- Factors such as aging populations, consistent demand, decrease in renter demand, fast consumption and low rates are setting the pace in the undervalued NYC market.
If you look at the overall national trends, the housing market is doing exceptionally well. We’ve pulled out of the slump from the economic recession of 2008, and home prices are steadily inching higher.
But this rate isn’t consistent everywhere in the country; some areas are still straggling far behind, while others are displaying even stranger trends.
It should be no surprise that the areas most likely to deviate from the national averages are densely populated urban areas with tightly packed populations, a faster rate of change, and of course, more volatile demand.
So how is New York City, the biggest city in the United States, faring?
The New York real estate market
Overall, New York’s real estate market is being influenced by three major trends:
- Higher prices: Prices for homes and apartments have risen dramatically over the past several years, with apartment prices increasing 27.9 percent and townhouses increasing 58.3 percent in the past decade. This is making it harder and harder to find affordable housing, especially in high-demand areas. In 2016, the median sales price for a co-op or condo in Manhattan was a whopping $1.1 million, making it practically unaffordable for anyone who wasn’t already wealthy. The median price for townhouses has jumped from $3.125 million in 2007 to nearly $5 million today.
- Lower rent prices: Strangely enough, rent prices aren’t directly mirroring the increased prices of real estate. Rent is slowly declining, with the median rent in Manhattan falling from $3,382 last year to $3,350 today. New development apartments cost a bit more, but otherwise, rent prices are falling, bit by bit. There have also been more perks available for renters, including a few months of free rent included in certain leases.
- Less purchasing and development: Overall, there’s less purchasing and development going on in New York City. There are fewer new developments emerging, and businesses are becoming wary of building too much within the city. This is partially responsible for the increase in prices; it spawns from limited inventory.
So what’s behind these major trends? There are dozens of factors at play here, but these are some of the most important to note:
Part of the problem in New York is the same issue the entire country is facing: baby boomers.
The high-volume, aging members of the baby boomer generation are reluctant to sell their homes, creating limited inventory, which pushes home prices up even higher.
Historically, older populations would sell their homes after their children moved out or after retiring, but this is happening less and less, resulting in a decline in home turnover.
Demand for homes in New York isn’t fading. The city is seeing an economic boom, attracting more job hunters, students and young talent into the metropolitan area.

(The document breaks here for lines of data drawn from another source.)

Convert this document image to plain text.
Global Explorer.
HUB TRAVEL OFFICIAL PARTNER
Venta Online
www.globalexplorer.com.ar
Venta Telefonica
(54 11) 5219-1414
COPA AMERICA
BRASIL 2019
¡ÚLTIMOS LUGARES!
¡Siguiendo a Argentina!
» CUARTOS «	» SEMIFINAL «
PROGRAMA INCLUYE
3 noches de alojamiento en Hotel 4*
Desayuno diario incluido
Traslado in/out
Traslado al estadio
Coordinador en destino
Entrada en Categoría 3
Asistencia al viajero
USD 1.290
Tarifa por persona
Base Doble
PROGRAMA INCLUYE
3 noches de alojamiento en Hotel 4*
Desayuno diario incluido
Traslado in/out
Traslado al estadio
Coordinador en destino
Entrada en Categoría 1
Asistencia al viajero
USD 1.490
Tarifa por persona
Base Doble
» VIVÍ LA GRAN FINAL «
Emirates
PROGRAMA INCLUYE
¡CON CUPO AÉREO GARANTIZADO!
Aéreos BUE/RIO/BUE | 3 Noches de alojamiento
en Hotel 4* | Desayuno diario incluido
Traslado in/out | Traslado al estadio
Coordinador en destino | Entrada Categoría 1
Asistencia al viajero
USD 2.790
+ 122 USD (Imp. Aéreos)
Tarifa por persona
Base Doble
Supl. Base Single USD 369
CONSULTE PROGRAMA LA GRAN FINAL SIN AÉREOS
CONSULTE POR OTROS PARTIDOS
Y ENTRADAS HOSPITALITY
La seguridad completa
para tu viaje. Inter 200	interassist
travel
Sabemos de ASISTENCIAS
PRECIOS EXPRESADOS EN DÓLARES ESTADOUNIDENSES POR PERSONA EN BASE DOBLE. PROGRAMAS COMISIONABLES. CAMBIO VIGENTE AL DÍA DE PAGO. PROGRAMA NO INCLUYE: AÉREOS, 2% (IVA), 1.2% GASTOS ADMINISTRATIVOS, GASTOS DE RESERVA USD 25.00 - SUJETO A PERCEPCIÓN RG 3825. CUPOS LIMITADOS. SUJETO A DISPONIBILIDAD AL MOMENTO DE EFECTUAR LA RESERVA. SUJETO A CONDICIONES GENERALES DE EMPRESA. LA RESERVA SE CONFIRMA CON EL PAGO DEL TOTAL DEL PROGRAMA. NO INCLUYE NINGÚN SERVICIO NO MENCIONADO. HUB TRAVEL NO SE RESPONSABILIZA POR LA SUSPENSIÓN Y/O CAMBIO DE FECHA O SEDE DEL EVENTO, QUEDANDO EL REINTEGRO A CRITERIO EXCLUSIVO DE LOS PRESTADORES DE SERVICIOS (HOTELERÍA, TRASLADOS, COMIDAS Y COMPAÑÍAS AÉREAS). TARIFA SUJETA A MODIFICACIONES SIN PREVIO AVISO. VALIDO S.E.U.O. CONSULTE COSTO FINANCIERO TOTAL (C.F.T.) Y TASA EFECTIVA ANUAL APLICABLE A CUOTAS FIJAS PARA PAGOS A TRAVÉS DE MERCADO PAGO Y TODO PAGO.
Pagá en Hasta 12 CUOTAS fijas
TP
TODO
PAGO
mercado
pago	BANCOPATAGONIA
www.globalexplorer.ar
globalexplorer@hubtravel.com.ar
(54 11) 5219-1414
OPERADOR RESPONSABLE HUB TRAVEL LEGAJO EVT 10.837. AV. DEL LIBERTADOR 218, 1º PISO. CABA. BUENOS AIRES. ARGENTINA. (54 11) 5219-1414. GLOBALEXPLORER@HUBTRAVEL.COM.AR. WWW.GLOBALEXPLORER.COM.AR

Established adults are more than willing to pay, despite the skyrocketing housing prices, so there’s no counterbalance to the reduced inventory.
Renter demand decreases
The millennial generation has historically preferred renting to owning, but the tide may be beginning to shift.
With mortgages readily available to most consumers and a clear path for millennials to build good credit and afford housing, demand for rental units is decreasing, pushing rent prices lower.
When new homes hit the market, they tend to disappear fast, and this has a few different effects.
First, buyers are willing to pay more to secure a home they really want. Second, it artificially keeps inventory at all-time lows. It also creates a kind of hunger for property in the area due to its own popularity.
Finally, though it’s a national-scale effect, interest rates are still near all-time lows. Banks are more than willing to lend money to anyone with a decent credit score who can afford the payments on the housing they want.
This is pushing more people to buy property in New York and away from renting.
What comes next?
It’s hard to say where the New York market will go from here. It’s unlikely that there will be a surge in development, and inventory will likely remain low.
Accordingly, it’s possible for prices to increase even further — in fact, some experts have opined that the housing market in NYC is still undervalued.
Still, the imbalance between purchase and renting prices and the stagnation of the market can’t last forever. It’s likely we’ll see a shakeup in the next few years, if not sooner.